Dishman Carbogen Amcis Limited
- Company type: Public
- Traded as: NSE: DCAL; BSE: 540701;
- Industry: Pharmaceuticals
- Founded: 1983
- Headquarters: Ahmedabad, Gujarat, India
- Key people: Janmejay R. Vyas (Chairman); Arpit J. Vyas (Global Managing Director); Harshil R. Dalal (Global Chief Financial Officer); Himani Dhotre (Resigned);
- Products: Contract Research & Development, Contract Manufacturing New Molecules, HiPo Cat IV+, Contrast Media, Fine Chemicals, Vitamin D & Analogues, Formulation Development Fill & Finish, Softgels & HiPo Cat IV+ Parenteral.
- Revenue: ₹2,440 crore (US$250 million) (FY23)
- Net income: ₹−29 crore (US$−3.0 million) (FY23)
- Website: www.imdcal.com

= Dishman Carbogen Amcis =

Indian pharmaceutical company

Dishman Carbogen Amcis Ltd is an Indian multinational pharmaceutical company specialized in the manufacture of active ingredients and contract development and manufacturing. Dishman employs over 1,000 people worldwide and is listed on the Bombay Stock Exchange (BSE) and National Stock Exchange of India (NSE).

==History==
The Dishman Group was founded in 1983 by Janmejay R. Vyas, Managing Director of the Dishman Group. Since the beginning, the focus of the Dishman Group has been on research and development of various in-house technologies for the manufacture of quaternary ammonium compounds (quats) and active pharmaceutical ingredients. The first facility of the Dishman Group was built in 1987 in Naroda; in 1996 the company initiated its expansion at Bavla where it is currently headquartered.

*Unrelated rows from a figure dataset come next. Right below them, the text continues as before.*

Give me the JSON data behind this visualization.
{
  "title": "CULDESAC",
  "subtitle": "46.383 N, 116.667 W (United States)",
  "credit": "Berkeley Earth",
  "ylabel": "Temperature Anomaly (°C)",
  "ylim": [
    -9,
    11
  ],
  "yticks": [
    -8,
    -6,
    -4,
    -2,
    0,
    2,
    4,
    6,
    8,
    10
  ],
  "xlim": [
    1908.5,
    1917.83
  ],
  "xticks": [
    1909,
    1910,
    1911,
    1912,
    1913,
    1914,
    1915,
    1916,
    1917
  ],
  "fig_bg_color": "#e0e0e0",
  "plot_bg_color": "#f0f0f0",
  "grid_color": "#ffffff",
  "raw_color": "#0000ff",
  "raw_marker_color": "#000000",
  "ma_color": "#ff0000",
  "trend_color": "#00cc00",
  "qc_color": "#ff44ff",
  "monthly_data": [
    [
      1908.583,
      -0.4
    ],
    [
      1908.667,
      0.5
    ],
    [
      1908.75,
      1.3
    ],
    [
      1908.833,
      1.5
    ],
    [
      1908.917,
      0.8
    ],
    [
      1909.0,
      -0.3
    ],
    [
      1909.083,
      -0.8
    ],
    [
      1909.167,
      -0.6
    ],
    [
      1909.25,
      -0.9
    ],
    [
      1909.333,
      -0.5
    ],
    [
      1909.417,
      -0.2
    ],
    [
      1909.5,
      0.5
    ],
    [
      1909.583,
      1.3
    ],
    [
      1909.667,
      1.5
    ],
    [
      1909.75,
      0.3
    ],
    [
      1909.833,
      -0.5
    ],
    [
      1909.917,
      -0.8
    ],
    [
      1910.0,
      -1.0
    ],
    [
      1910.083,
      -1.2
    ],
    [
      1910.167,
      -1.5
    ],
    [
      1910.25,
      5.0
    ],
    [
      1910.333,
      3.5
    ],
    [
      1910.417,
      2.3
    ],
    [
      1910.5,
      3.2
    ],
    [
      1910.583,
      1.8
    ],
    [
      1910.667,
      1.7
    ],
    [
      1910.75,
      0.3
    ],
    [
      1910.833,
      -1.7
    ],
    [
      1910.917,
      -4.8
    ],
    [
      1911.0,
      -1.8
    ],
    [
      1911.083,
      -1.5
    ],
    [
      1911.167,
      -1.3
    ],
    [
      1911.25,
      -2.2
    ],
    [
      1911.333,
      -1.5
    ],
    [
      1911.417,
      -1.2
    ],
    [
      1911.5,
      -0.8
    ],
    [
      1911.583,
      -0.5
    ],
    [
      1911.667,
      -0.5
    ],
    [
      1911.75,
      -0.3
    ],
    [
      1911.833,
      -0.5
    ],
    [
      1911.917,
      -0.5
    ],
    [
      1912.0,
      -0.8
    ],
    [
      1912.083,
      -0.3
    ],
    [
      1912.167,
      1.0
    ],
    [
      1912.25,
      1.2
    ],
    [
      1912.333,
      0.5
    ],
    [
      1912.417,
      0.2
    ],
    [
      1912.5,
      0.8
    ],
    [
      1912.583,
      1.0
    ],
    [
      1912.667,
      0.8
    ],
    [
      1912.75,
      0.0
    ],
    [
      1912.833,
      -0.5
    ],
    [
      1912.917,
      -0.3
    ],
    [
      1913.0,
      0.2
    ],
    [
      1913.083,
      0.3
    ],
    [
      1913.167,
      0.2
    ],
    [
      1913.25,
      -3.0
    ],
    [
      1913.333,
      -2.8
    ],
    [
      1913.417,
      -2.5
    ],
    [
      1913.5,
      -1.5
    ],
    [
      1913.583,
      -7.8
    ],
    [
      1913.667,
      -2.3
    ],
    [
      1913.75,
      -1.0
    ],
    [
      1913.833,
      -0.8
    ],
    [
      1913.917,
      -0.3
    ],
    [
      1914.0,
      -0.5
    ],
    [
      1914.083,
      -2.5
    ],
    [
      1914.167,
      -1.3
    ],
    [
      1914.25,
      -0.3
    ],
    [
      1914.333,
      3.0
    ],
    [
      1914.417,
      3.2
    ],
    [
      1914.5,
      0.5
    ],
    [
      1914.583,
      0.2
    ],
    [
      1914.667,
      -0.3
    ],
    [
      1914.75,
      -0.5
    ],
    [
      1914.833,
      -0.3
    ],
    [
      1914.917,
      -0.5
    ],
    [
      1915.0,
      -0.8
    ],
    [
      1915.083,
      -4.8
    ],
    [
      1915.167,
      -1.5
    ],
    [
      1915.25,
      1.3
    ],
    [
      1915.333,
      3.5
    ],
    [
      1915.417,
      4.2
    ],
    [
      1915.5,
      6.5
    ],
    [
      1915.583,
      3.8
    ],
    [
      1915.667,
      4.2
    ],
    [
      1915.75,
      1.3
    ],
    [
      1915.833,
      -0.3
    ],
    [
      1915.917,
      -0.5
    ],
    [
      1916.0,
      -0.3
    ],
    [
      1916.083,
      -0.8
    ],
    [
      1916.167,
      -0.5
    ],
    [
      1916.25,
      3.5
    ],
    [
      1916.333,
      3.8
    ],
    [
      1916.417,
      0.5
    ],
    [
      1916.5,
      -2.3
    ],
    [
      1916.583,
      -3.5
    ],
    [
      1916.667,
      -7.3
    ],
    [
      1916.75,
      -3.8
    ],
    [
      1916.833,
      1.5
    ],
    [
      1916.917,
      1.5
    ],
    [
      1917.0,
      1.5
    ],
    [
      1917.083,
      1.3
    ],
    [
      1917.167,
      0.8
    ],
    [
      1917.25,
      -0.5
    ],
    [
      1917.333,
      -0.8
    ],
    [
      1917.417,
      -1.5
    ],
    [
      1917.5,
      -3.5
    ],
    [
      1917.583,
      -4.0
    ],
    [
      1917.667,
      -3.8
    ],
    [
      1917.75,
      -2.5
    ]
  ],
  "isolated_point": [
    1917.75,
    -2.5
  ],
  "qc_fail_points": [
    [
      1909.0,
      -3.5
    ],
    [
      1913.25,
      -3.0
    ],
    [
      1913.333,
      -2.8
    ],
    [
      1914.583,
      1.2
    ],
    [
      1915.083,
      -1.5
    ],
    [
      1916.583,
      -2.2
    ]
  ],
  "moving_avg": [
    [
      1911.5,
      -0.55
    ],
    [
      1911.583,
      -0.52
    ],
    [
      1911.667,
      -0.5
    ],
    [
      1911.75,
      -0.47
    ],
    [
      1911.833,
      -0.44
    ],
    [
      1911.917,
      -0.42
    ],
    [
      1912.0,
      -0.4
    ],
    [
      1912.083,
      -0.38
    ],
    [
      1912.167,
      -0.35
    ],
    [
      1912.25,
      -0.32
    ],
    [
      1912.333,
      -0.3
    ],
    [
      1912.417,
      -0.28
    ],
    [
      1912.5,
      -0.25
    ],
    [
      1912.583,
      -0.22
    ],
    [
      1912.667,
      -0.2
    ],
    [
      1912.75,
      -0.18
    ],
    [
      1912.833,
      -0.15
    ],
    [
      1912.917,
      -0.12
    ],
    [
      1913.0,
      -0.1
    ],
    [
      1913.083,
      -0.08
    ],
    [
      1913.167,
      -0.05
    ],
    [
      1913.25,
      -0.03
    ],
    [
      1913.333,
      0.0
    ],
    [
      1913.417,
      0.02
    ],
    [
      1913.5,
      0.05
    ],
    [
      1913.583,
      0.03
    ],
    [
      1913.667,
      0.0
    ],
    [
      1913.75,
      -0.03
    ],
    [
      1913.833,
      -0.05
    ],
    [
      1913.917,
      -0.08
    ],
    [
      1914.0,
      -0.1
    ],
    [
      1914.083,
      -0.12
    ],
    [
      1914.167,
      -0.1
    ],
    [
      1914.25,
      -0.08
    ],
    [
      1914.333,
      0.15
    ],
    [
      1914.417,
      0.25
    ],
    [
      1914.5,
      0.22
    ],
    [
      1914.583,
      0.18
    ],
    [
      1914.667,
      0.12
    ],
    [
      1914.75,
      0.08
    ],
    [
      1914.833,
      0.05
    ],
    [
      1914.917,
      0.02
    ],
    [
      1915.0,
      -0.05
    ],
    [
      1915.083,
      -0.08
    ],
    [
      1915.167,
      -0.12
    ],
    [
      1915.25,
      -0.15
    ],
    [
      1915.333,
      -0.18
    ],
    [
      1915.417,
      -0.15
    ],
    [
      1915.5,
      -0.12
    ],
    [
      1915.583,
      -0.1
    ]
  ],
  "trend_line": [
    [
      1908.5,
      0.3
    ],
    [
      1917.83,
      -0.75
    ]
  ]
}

Through several acquisitions, the Dishman Group became a global company with multiple manufacturing facilities in India, Europe and China serving pharmaceutical and biopharmaceutical companies.

==Company structure==
The Dishman Carbogen Amcis Group operates in two segments: contract research services and marketable molecules such as bulk drugs, intermediates, quaternary ammonium compounds (quats), specialty chemicals and phase transfer catalysts. Dishman operates in four business units:

- Dishman Specialty Chemicals, which manufactures phase transfer catalysts, intermediates, fine chemicals, and products for the pharmaceutical, cosmetic and related industries.
- Dishman Vitamins and Chemicals, which manufactures vitamin D2, vitamin D3, vitamin D analogs, cholesterol and lanolin related products for pharmaceutical, cosmetic and related markets.
- Dishman Disinfectants, which manufactures antiseptic and disinfectant formulations.
- Dishman Custom Services, which includes Dishman contract research services and the subsidiary Carbogen Amcis. This business unit focuses on process research and development, API supply to support clinical trials, commercial manufacture of APIs. including cytotoxic and cytostatic drugs.

==Locations==
- Bavla and Naroda (Ahmedabad), India: Dishman Carbogen Amcis Ltd. The Naroda and Bavla sites are operational since 1989 and 1996, respectively. These sites manufacture phase transfer catalysts, pharmaceutical intermediates, active pharmaceutical ingredients and fine chemicals.
- Shanghai, China: Dishman Carbogen Amcis (Shanghai) Co., Ltd. The site manufactures intermediates and active pharmaceutical ingredients, including highly potent drugs.
- Veenendaal, The Netherlands: CARBOGEN AMCIS B.V manufactures of Vitamin D2, Vitamin D3, Vitamin D analogues, cholesterol and lanolin related products. The site was acquired from Solvay in 2007.
- Bubendorf, Switzerland: CARBOGEN AMCIS AG. Founded in 1987 and acquired by Dishman in 2006. The site supports the development and manufacture of active pharmaceutical ingredients, highly potents drugs and complex intermediate for clinical trials and commercial purposes.
- Aarau and Hunzenschwil Switzerland: CARBOGEN AMCIS AG. These sites operate since 1994 and 2000 and were acquired by Dishman in 2006. The Aarau and Hunzenschwill sites support the development and manufacture of active pharmaceutical ingredients and complex intermediate for clinical trials and commercial purposes.
- Vionnaz Switzerland: The facility was acquired by CARBOGEN AMCIS in 2014 and is designed to develop and manufac-ture highly potent APIs including the capability to produce highly potent warheads and linkers for antibody drug conjugates (ADCs).
- Riom, France: CARBOGEN AMCIS SAS. Founded in 1998 and acquired by Dishman in 2012. The Riom site is focused on the development and production of sterile parenteral drugs for clinical trials.
- Manchester, UK: CARBOGEN AMCIS Ltd. Operating since 1983 and acquired by Dishman in 2005. The site focuses on non–GMP manufacture of complex intermediate for the pharmaceutical industry.